In an in situ study, ten Cate and van Duinen6 noted the occurrence of hypermineralisation in the tissue underlying GIC restorations. They concluded that the increase of resistance to demineralisation could be attributed to a mechanical barrier formed by the deposition of mineral on the dentinal pores, limiting the diffusion of the acids originating in the plaque. Contrary to that situation, this experiment suggested that some increase of the inorganic content occurs, because the microhardness increased.

Samuel and Rubinstein7 found, through microhardness analysis, that Vitremer (resin modified glass ionomer cement) caused some phenomenon on the adjacent enamel, because it did not show a difference for the control group, without restoration, after they had been submitted to alternating demineralisation-remineralisation cycles in vitro. However, no follow-up was carried out, nor was the dentine evaluated.

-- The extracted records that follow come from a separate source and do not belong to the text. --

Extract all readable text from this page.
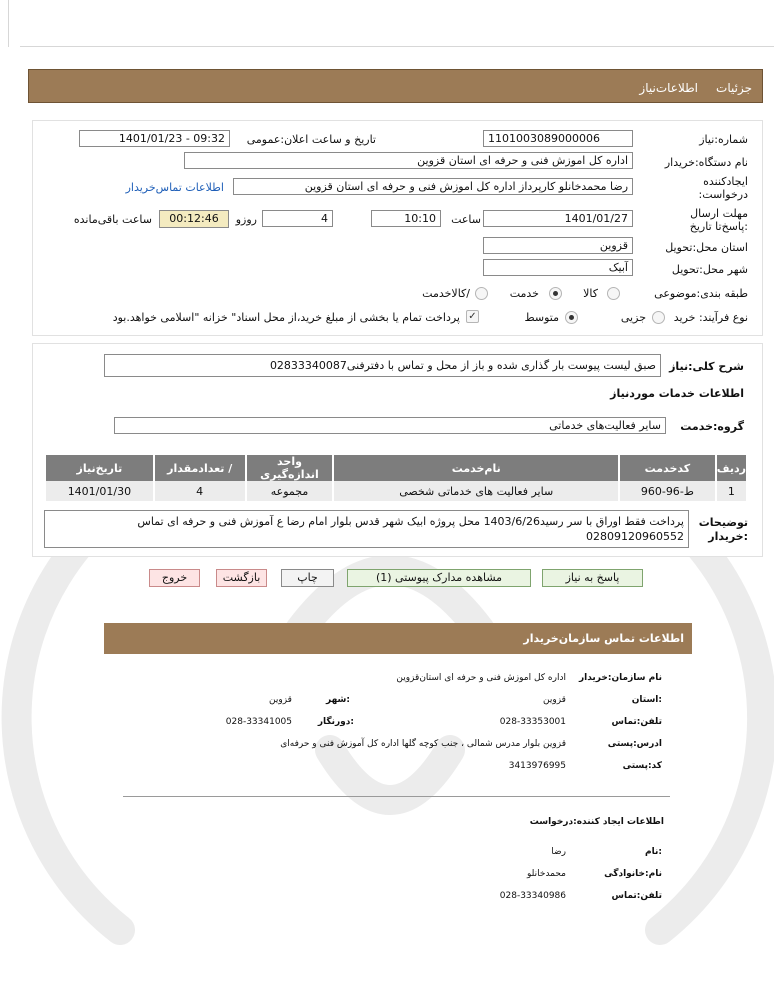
جزئیات
اطلاعات‌نیاز
شماره:نیاز
1101003089000006
تاریخ و ساعت اعلان:عمومی
1401/01/23 - 09:32
نام دستگاه:خریدار
اداره کل اموزش فنی و حرفه ای استان قزوین
ایجادکننده درخواست:
رضا محمدخانلو کارپرداز اداره کل اموزش فنی و حرفه ای استان قزوین
اطلاعات تماس‌خریدار
مهلت ارسال :پاسخ‌تا تاریخ
1401/01/27
ساعت
10:10
4
روزو
00:12:46
ساعت باقی‌مانده
استان محل:تحویل
قزوین
شهر محل:تحویل
آبیک
طبقه بندی:موضوعی
کالا
خدمت
/کالاخدمت
نوع فرآیند: خرید
جزیی
متوسط
✓
پرداخت تمام یا بخشی از مبلغ خرید،از محل اسناد" خزانه "اسلامی خواهد.بود
شرح کلی:نیاز
صبق لیست پیوست بار گذاری شده و باز از محل و تماس با دفترفنی02833340087
اطلاعات خدمات موردنیاز
گروه:خدمت
سایر فعالیت‌های خدماتی
ردیف	کدخدمت	نام‌خدمت	واحد اندازه‌گیری	/ تعدادمقدار	تاریخ‌نیاز
1	ط-96-960	سایر فعالیت های خدماتی شخصی	مجموعه	4	1401/01/30
توضیحات :خریدار
پرداخت فقط اوراق با سر رسید1403/6/26 محل پروژه ابیک شهر قدس بلوار امام رضا ع آموزش فنی و حرفه ای تماس
02809120960552
پاسخ به نیاز
مشاهده مدارک پیوستی (1)
چاپ
بازگشت
خروج
اطلاعات تماس سازمان‌خریدار
نام سازمان:خریدار
اداره کل اموزش فنی و حرفه ای استان‌قزوین
:استان
قزوین
:شهر
قزوین
تلفن:تماس
028-33353001
:دورنگار
028-33341005
ادرس:پستی
قزوین بلوار مدرس شمالی ، جنب کوچه گلها اداره کل آموزش فنی و حرفه‌ای
کد:پستی
3413976995
اطلاعات ایجاد کننده:درخواست
:نام
رضا
نام:خانوادگی
محمدخانلو
تلفن:تماس
028-33340986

The results of this pilot study suggest that the increase of microhardness of the dentine adjacent to the GIC should not be attributed only to the release of fluoride, but also to the suspension of the carious process through an adhesive restoration, which prevents the substrate being reached by cariogenic microorganisms. Six, Lasfargues and Goldberg22 suggested the same, when they noted, through a histological study of rat teeth, that GIC neither inhibits nor stimulates the formation of reparative dentine when compared to the self-reparation process (unrestored cavities).

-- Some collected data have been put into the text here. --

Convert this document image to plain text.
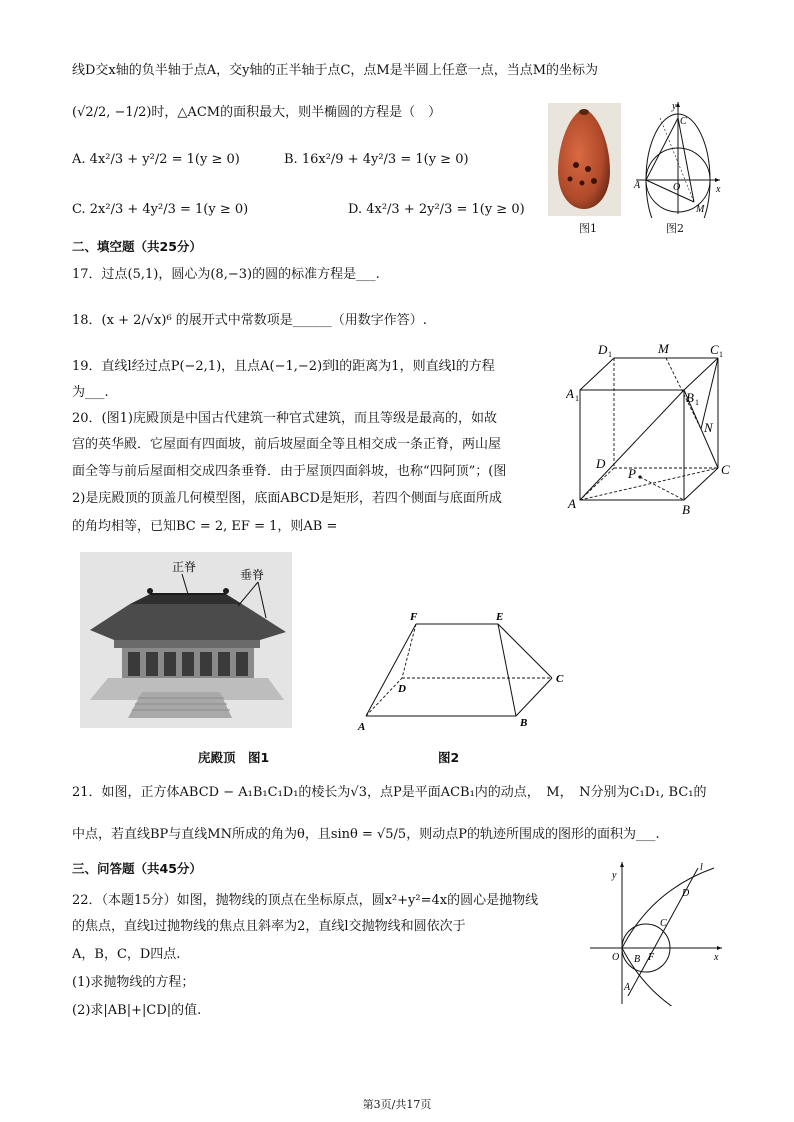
线D交x轴的负半轴于点A，交y轴的正半轴于点C，点M是半圆上任意一点，当点M的坐标为
(√2/2, −1/2)时，△ACM的面积最大，则半椭圆的方程是（　）
A. 4x²/3 + y²/2 = 1(y ≥ 0)	B. 16x²/9 + 4y²/3 = 1(y ≥ 0)
C. 2x²/3 + 4y²/3 = 1(y ≥ 0)	D. 4x²/3 + 2y²/3 = 1(y ≥ 0)
图1
y
x
C
A	O
M
图2
二、填空题（共25分）
17．过点(5,1)，圆心为(8,−3)的圆的标准方程是___.
18．(x + 2/√x)⁶ 的展开式中常数项是______（用数字作答）.
19．直线l经过点P(−2,1)，且点A(−1,−2)到l的距离为1，则直线l的方程
为___.
20．(图1)庑殿顶是中国古代建筑一种官式建筑，而且等级是最高的，如故
宫的英华殿．它屋面有四面坡，前后坡屋面全等且相交成一条正脊，两山屋
面全等与前后屋面相交成四条垂脊．由于屋顶四面斜坡，也称“四阿顶”；(图
2)是庑殿顶的顶盖几何模型图，底面ABCD是矩形，若四个侧面与底面所成
的角均相等，已知BC = 2, EF = 1，则AB =
D 1	M	C 1
A 1	B 1
N
D
P	C
A	B
正脊
垂脊
庑殿顶　图1
F	E
D
C
A	B
图2
21．如图，正方体ABCD − A₁B₁C₁D₁的棱长为√3，点P是平面ACB₁内的动点，　M，　N分别为C₁D₁, BC₁的
中点，若直线BP与直线MN所成的角为θ，且sinθ = √5/5，则动点P的轨迹所围成的图形的面积为___.
三、问答题（共45分）
22．（本题15分）如图，抛物线的顶点在坐标原点，圆x²+y²=4x的圆心是抛物线
的焦点，直线l过抛物线的焦点且斜率为2，直线l交抛物线和圆依次于
A，B，C，D四点.
(1)求抛物线的方程；
(2)求|AB|+|CD|的值.
y
l
D
C
O B F	x
A
第3页/共17页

According to this reasoning, it is possible to explain the increased microhardness after 180 days, because once the source of nutrition for the cariogenic bacteria is eliminated, the microorganisms will not survive, putting an end to the carious process.23 An adhesive and sealed composite restoration, over a lesion with overt cavitation, can establish a physical barrier against nutrients originating from the buccal cavity. Without them, the cariogenic microorganisms under the restoration will not be able to go through their metabolism, leading to suspension of the caries. Once sealed, those lesions will probably stabilise and not progress as was noted by Mertz-Fairhurst et al.23 in their 10-year clinical follow-up. Van Amerongen24 had already described that phenomenon and emphasised that this situation can be expected with the use of any material capable of hermetically sealing the cavity.

Conclusion

According to this clinical pilot study, it was possible to conclude that the microhardness of the dentine under ART restorations increases over time, although that increase is not sufficient for the microhardness to reach a value similar to that of healthy dentine, regardless of the depth observed. Moreover, additional studies are necessary to verify the influence of the fluoride release, the dentine microhardness increase and to base the influence of the time factor on the dentine reparation process.